By the time you hit the prime age of 21, you’ve experienced some sort of grief; the pain that it trails along and trampled everything in its way. In this case your life is in the middle of the highway. Perhaps you lost a dog, a cat that you loved deeply. One that seemed to understand your deepest joys and sorrows better than anyone next to you. Or relatively worse, lost a loved one. Watched them lowered in a wooden box six feet under and you covered them with dirt. Only leaving the gravestone or cross that could never capture the whole life of this person and therefore only mentioned when they were born and when they died. The latter a day that you’d also remember always. You also know the stages of grief. You looked them up on Google when you couldn’t sleep. Trying to find out how long you’d feel such emptiness. When you’d finally get over this and not feel guilty for forgetting them as soon as you did, like they didn’t matter as much to you. But they did matter to you, only you can’t shake off the feeling of them looking at you from above(or below) and feeling sad that you’re finally happy without them. You convince yourself that they’d want that and close your eyes and reply to the text you’d been staring at for 5 minutes. All that is grief.

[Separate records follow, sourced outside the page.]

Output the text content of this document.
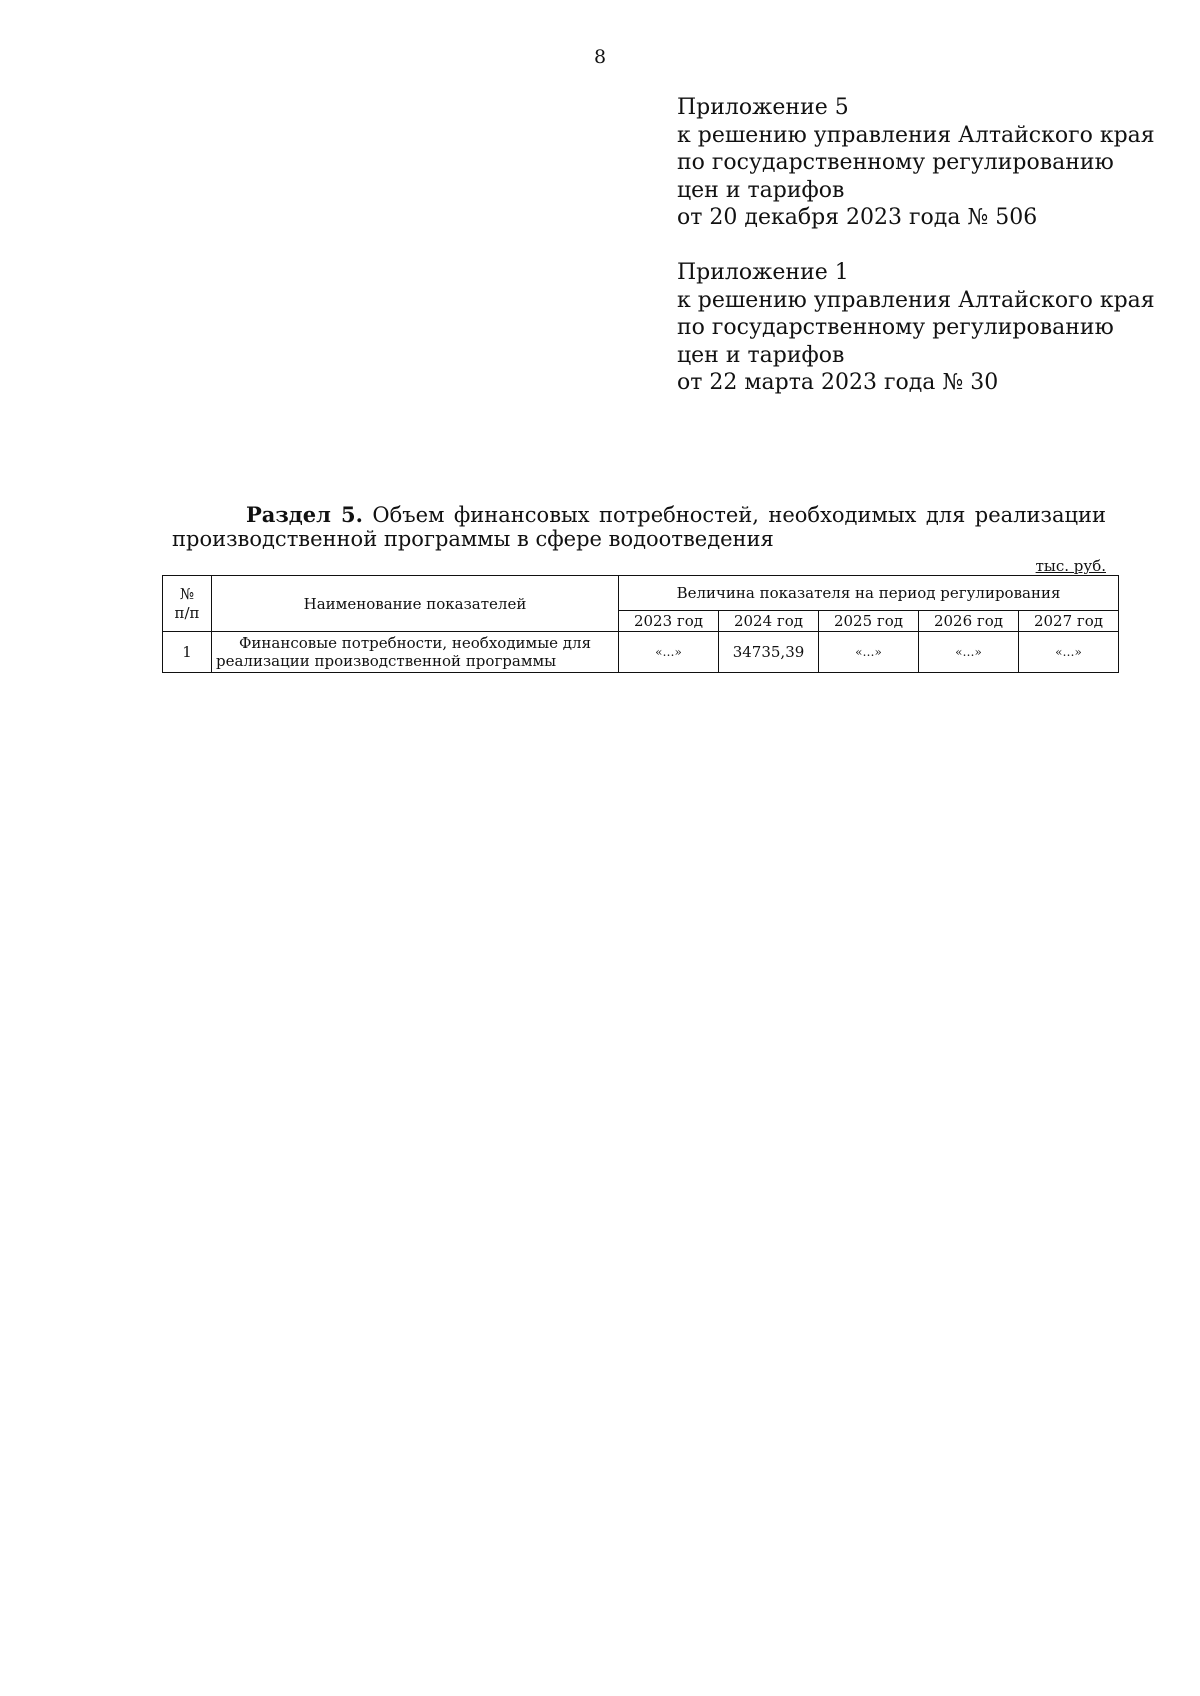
8
Приложение 5
к решению управления Алтайского края
по государственному регулированию
цен и тарифов
от 20 декабря 2023 года № 506
Приложение 1
к решению управления Алтайского края
по государственному регулированию
цен и тарифов
от 22 марта 2023 года № 30
Раздел 5. Объем финансовых потребностей, необходимых для реализации
производственной программы в сфере водоотведения
тыс. руб.
№
п/п	Наименование показателей	Величина показателя на период регулирования				
		2023 год	2024 год	2025 год	2026 год	2027 год
1	Финансовые потребности, необходимые для реализации производственной программы	«…»	34735,39	«…»	«…»	«…»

However there is a grief that many people do not talk about. A grief that does not attract masses of loved ones to console you. One that people advise you to bottle up instead; or turn to the bottle, whichever suits you. All the consolations you’d get when you lose a lover, someone that you loved but chose to love another would be “We kuja tulewe” or “Iza bro inakuwanga hivo”. Or the usual “Nairoobiii! Anyways gin ama whisky?” At best some would offer a listening ear, of course at the cost if a mzinga of gilbeys or something worse. In the morning you will all pretend not to remember what happened because who wants sad stories when sober?

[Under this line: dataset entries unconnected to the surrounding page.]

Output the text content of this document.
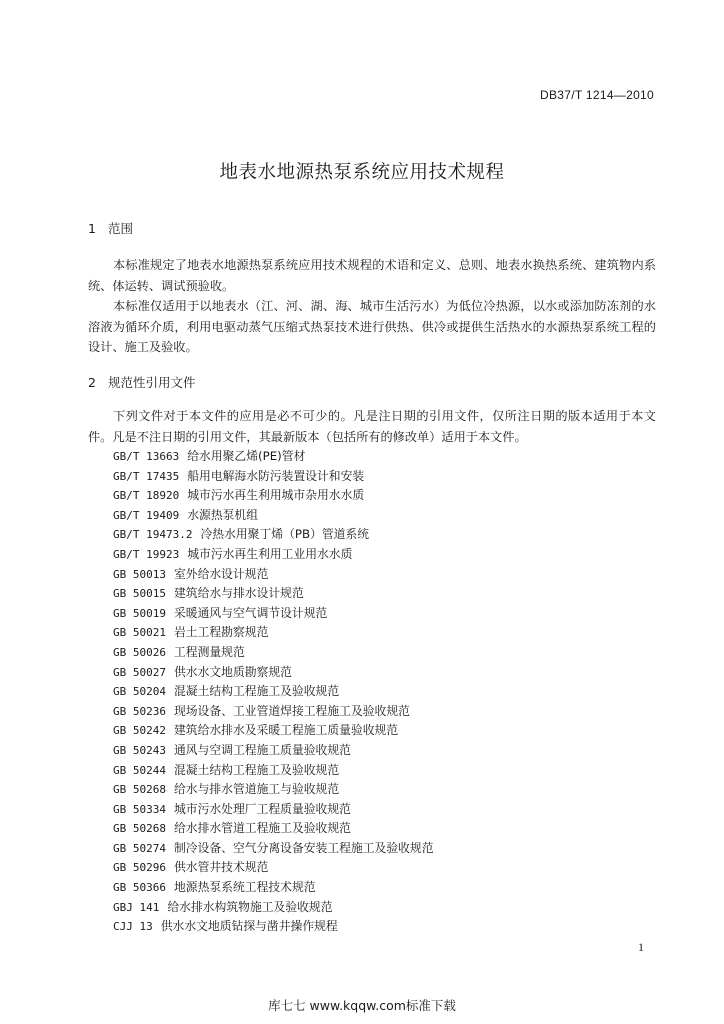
DB37/T 1214—2010
地表水地源热泵系统应用技术规程
1 范围
本标准规定了地表水地源热泵系统应用技术规程的术语和定义、总则、地表水换热系统、建筑物内系统、体运转、调试预验收。
本标准仅适用于以地表水（江、河、湖、海、城市生活污水）为低位冷热源，以水或添加防冻剂的水溶液为循环介质，利用电驱动蒸气压缩式热泵技术进行供热、供冷或提供生活热水的水源热泵系统工程的设计、施工及验收。
2 规范性引用文件
下列文件对于本文件的应用是必不可少的。凡是注日期的引用文件，仅所注日期的版本适用于本文件。凡是不注日期的引用文件，其最新版本（包括所有的修改单）适用于本文件。
GB/T 13663 给水用聚乙烯(PE)管材
GB/T 17435 船用电解海水防污装置设计和安装
GB/T 18920 城市污水再生利用城市杂用水水质
GB/T 19409 水源热泵机组
GB/T 19473.2 冷热水用聚丁烯（PB）管道系统
GB/T 19923 城市污水再生利用工业用水水质
GB 50013 室外给水设计规范
GB 50015 建筑给水与排水设计规范
GB 50019 采暖通风与空气调节设计规范
GB 50021 岩土工程勘察规范
GB 50026 工程测量规范
GB 50027 供水水文地质勘察规范
GB 50204 混凝土结构工程施工及验收规范
GB 50236 现场设备、工业管道焊接工程施工及验收规范
GB 50242 建筑给水排水及采暖工程施工质量验收规范
GB 50243 通风与空调工程施工质量验收规范
GB 50244 混凝土结构工程施工及验收规范
GB 50268 给水与排水管道施工与验收规范
GB 50334 城市污水处理厂工程质量验收规范
GB 50268 给水排水管道工程施工及验收规范
GB 50274 制冷设备、空气分离设备安装工程施工及验收规范
GB 50296 供水管井技术规范
GB 50366 地源热泵系统工程技术规范
GBJ 141 给水排水构筑物施工及验收规范
CJJ 13 供水水文地质钻探与凿井操作规程
1
库七七 www.kqqw.com标准下载
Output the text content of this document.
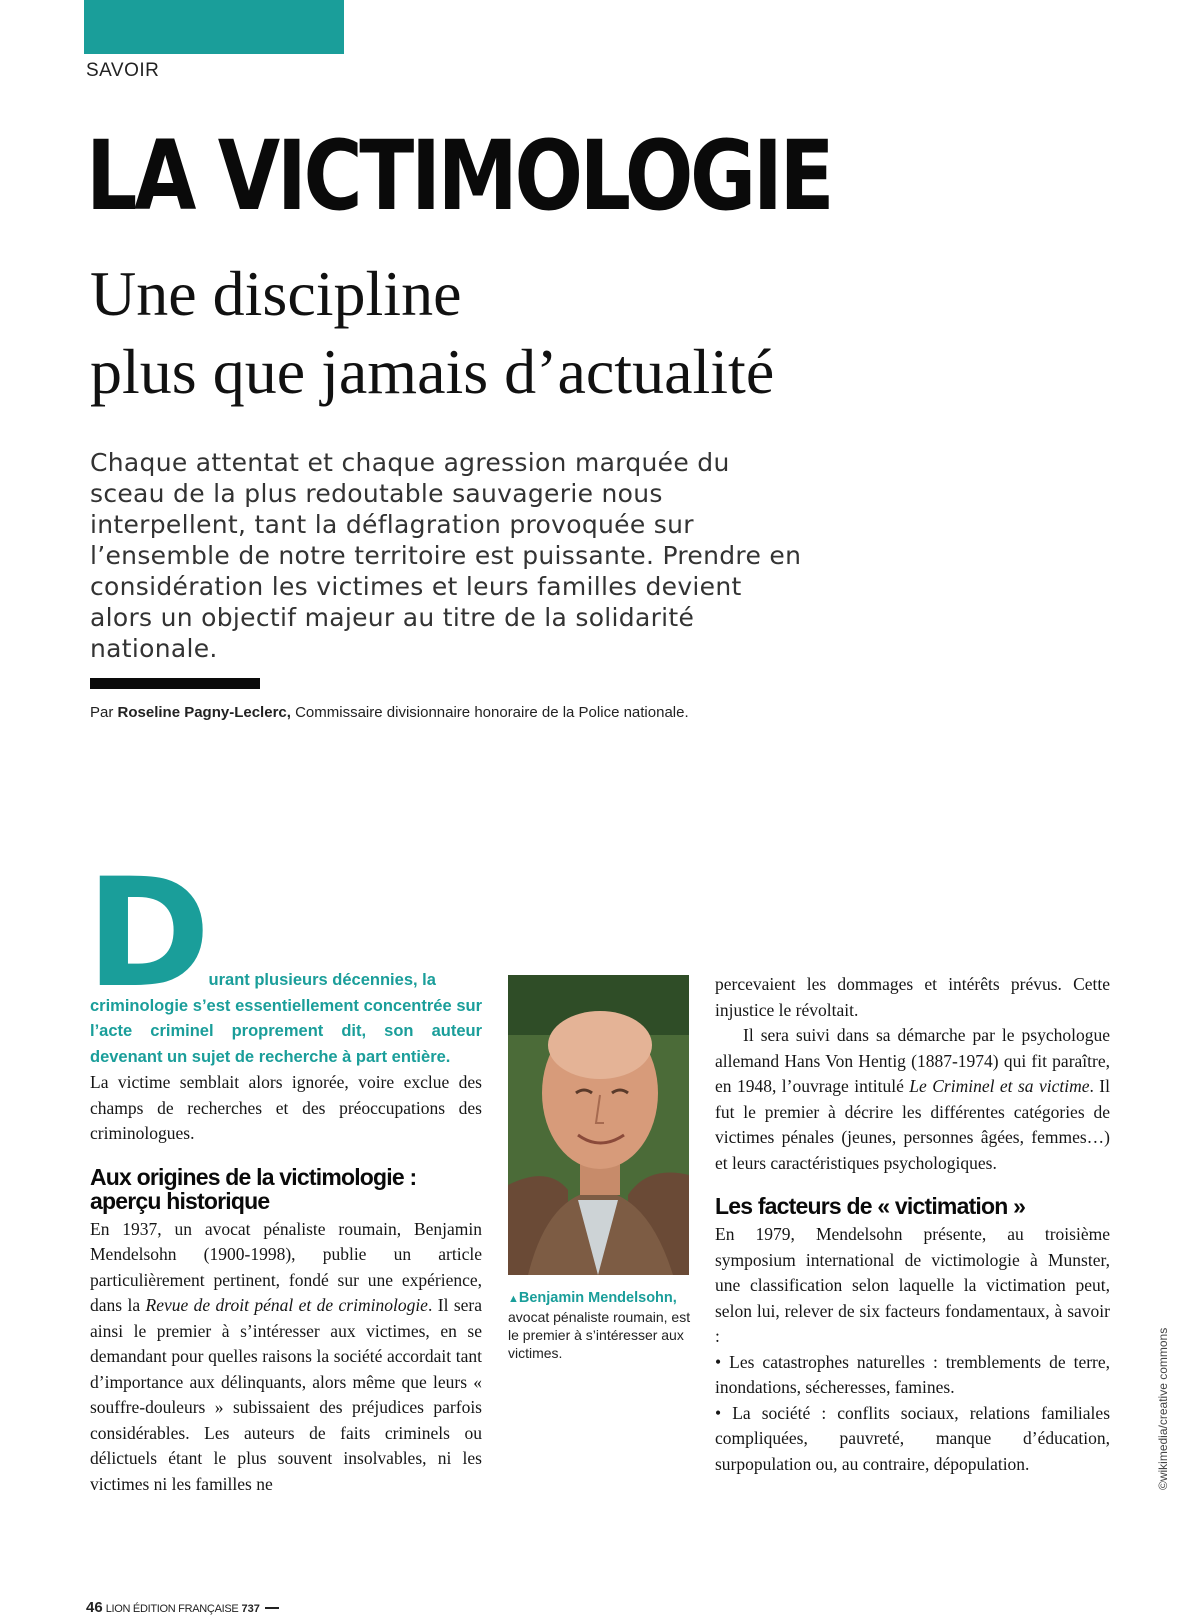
SAVOIR
LA VICTIMOLOGIE
Une discipline
plus que jamais d’actualité

Chaque attentat et chaque agression marquée du sceau de la plus redoutable sauvagerie nous interpellent, tant la déflagration provoquée sur l’ensemble de notre territoire est puissante. Prendre en considération les victimes et leurs familles devient alors un objectif majeur au titre de la solidarité nationale.

Par Roseline Pagny-Leclerc, Commissaire divisionnaire honoraire de la Police nationale.
D urant plusieurs décennies, la
criminologie s’est essentiellement concentrée sur l’acte criminel proprement dit, son auteur devenant un sujet de recherche à part entière.

La victime semblait alors ignorée, voire exclue des champs de recherches et des préoccupations des criminologues.

Aux origines de la victimologie : aperçu historique

En 1937, un avocat pénaliste roumain, Benjamin Mendelsohn (1900-1998), publie un article particulièrement pertinent, fondé sur une expérience, dans la Revue de droit pénal et de criminologie. Il sera ainsi le premier à s’intéresser aux victimes, en se demandant pour quelles raisons la société accordait tant d’importance aux délinquants, alors même que leurs « souffre-douleurs » subissaient des préjudices parfois considérables. Les auteurs de faits criminels ou délictuels étant le plus souvent insolvables, ni les victimes ni les familles ne

▲Benjamin Mendelsohn,
avocat pénaliste roumain, est le premier à s’intéresser aux victimes.

percevaient les dommages et intérêts prévus. Cette injustice le révoltait.

Il sera suivi dans sa démarche par le psychologue allemand Hans Von Hentig (1887-1974) qui fit paraître, en 1948, l’ouvrage intitulé Le Criminel et sa victime. Il fut le premier à décrire les différentes catégories de victimes pénales (jeunes, personnes âgées, femmes…) et leurs caractéristiques psychologiques.

Les facteurs de « victimation »

En 1979, Mendelsohn présente, au troisième symposium international de victimologie à Munster, une classification selon laquelle la victimation peut, selon lui, relever de six facteurs fondamentaux, à savoir :

• Les catastrophes naturelles : tremblements de terre, inondations, sécheresses, famines.
• La société : conflits sociaux, relations familiales compliquées, pauvreté, manque d’éducation, surpopulation ou, au contraire, dépopulation.	©wikimedia/creative commons
46 LION ÉDITION FRANÇAISE 737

Losing a romantic partner goes deeper than many are willing to admit; in an attempt to appear unphased, unshaken by such a seemingly trivial matter. While in reality these people die inside us. They die but again they do not. Worse even they begin new lives almost immediately while your still trying to assess the damage. You play one song on repeat for a week trying to figure what to do with the memories you had. You try to delete all the evidence it their existence in your life but in vain. Because you’d meshed your lives together that you were both literally one person. Deleting their photos meant erasing all the memories you had for the years you spent together. Erasing the memories of the events that happened over the years, leaving a questionable gap like unaccounted for time in a resumé.

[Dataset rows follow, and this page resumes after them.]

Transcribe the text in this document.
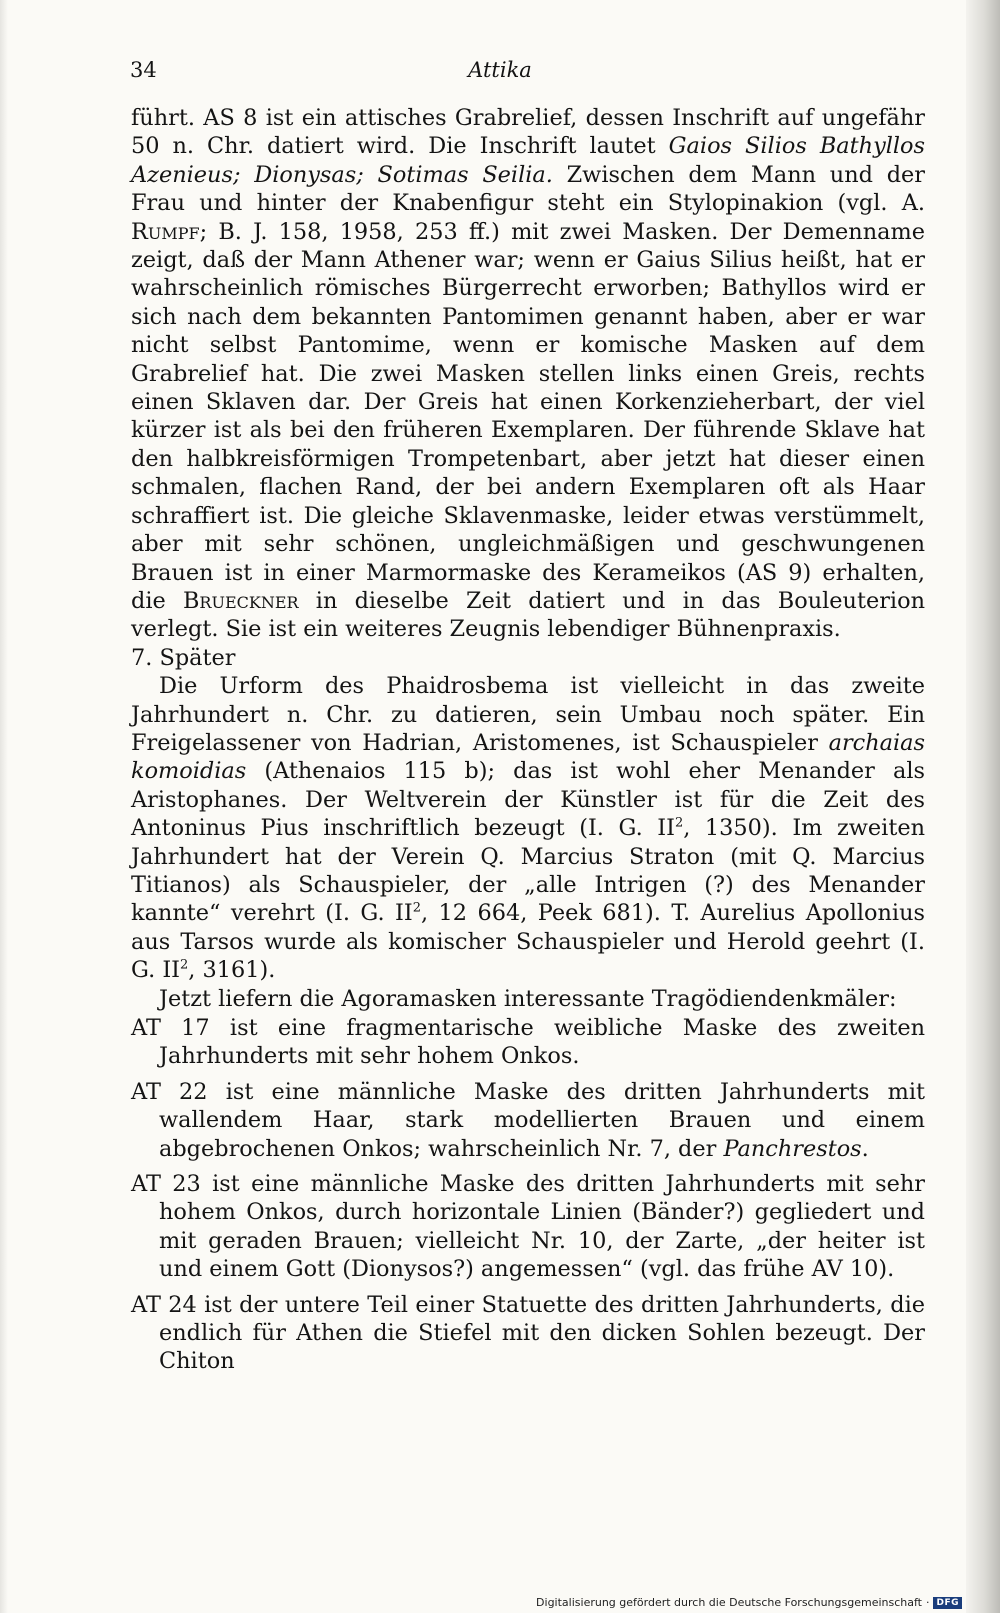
34	Attika

führt. AS 8 ist ein attisches Grabrelief, dessen Inschrift auf ungefähr 50 n. Chr. datiert wird. Die Inschrift lautet Gaios Silios Bathyllos Azenieus; Dionysas; Sotimas Seilia. Zwischen dem Mann und der Frau und hinter der Knabenfigur steht ein Stylopinakion (vgl. A. Rumpf; B. J. 158, 1958, 253 ff.) mit zwei Masken. Der Demenname zeigt, daß der Mann Athener war; wenn er Gaius Silius heißt, hat er wahrscheinlich römisches Bürgerrecht erworben; Bathyllos wird er sich nach dem bekannten Pantomimen genannt haben, aber er war nicht selbst Pantomime, wenn er komische Masken auf dem Grabrelief hat. Die zwei Masken stellen links einen Greis, rechts einen Sklaven dar. Der Greis hat einen Korkenzieherbart, der viel kürzer ist als bei den früheren Exemplaren. Der führende Sklave hat den halbkreisförmigen Trompetenbart, aber jetzt hat dieser einen schmalen, flachen Rand, der bei andern Exemplaren oft als Haar schraffiert ist. Die gleiche Sklavenmaske, leider etwas verstümmelt, aber mit sehr schönen, ungleichmäßigen und geschwungenen Brauen ist in einer Marmormaske des Kerameikos (AS 9) erhalten, die Brueckner in dieselbe Zeit datiert und in das Bouleuterion verlegt. Sie ist ein weiteres Zeugnis lebendiger Bühnenpraxis.

7. Später

Die Urform des Phaidrosbema ist vielleicht in das zweite Jahrhundert n. Chr. zu datieren, sein Umbau noch später. Ein Freigelassener von Hadrian, Aristomenes, ist Schauspieler archaias komoidias (Athenaios 115 b); das ist wohl eher Menander als Aristophanes. Der Weltverein der Künstler ist für die Zeit des Antoninus Pius inschriftlich bezeugt (I. G. $II^2$, 1350). Im zweiten Jahrhundert hat der Verein Q. Marcius Straton (mit Q. Marcius Titianos) als Schauspieler, der „alle Intrigen (?) des Menander kannte“ verehrt (I. G. $II^2$, 12 664, Peek 681). T. Aurelius Apollonius aus Tarsos wurde als komischer Schauspieler und Herold geehrt (I. G. $II^2$, 3161).

Jetzt liefern die Agoramasken interessante Tragödiendenkmäler:

AT 17 ist eine fragmentarische weibliche Maske des zweiten Jahrhunderts mit sehr hohem Onkos.

AT 22 ist eine männliche Maske des dritten Jahrhunderts mit wallendem Haar, stark modellierten Brauen und einem abgebrochenen Onkos; wahrscheinlich Nr. 7, der Panchrestos.

AT 23 ist eine männliche Maske des dritten Jahrhunderts mit sehr hohem Onkos, durch horizontale Linien (Bänder?) gegliedert und mit geraden Brauen; vielleicht Nr. 10, der Zarte, „der heiter ist und einem Gott (Dionysos?) angemessen“ (vgl. das frühe AV 10).

AT 24 ist der untere Teil einer Statuette des dritten Jahrhunderts, die endlich für Athen die Stiefel mit den dicken Sohlen bezeugt. Der Chiton

Digitalisierung gefördert durch die Deutsche Forschungsgemeinschaft · DFG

Once you manage(if you do), you realise you not only have to deal with the memories but also the dreams. You look at the date and remember how you’d marked the calendar months ago anticipating your anniversary date at Ole Sereni. Monies that you drank already trying to soothe your sorrows, again in vain. And in reality, you only drank a third of it; the rest you decided to make everyone at the club happy since you clearly couldn’t make one happy enough.
The cycle goes on for days, months until something breaks you out.
But even after you get a hold of yourself and move on, like a battle scar that never stops itching, your heart still aches every single morning when you wake up to work out. When you lock eyes with seven different women blessed with other worldly beauty as you walk along the busy streets of Nairobi; when you go to sleep next to a different woman for the 6th time in a week. All this while the pain will always be nudging, nibbling at your heart, reminding you that you were once truly happy. That you used to smile genuinely. It nudges you even when you end the two hour phone call and respond “I love you too babe” to the innocent loving girl on the other end of the call.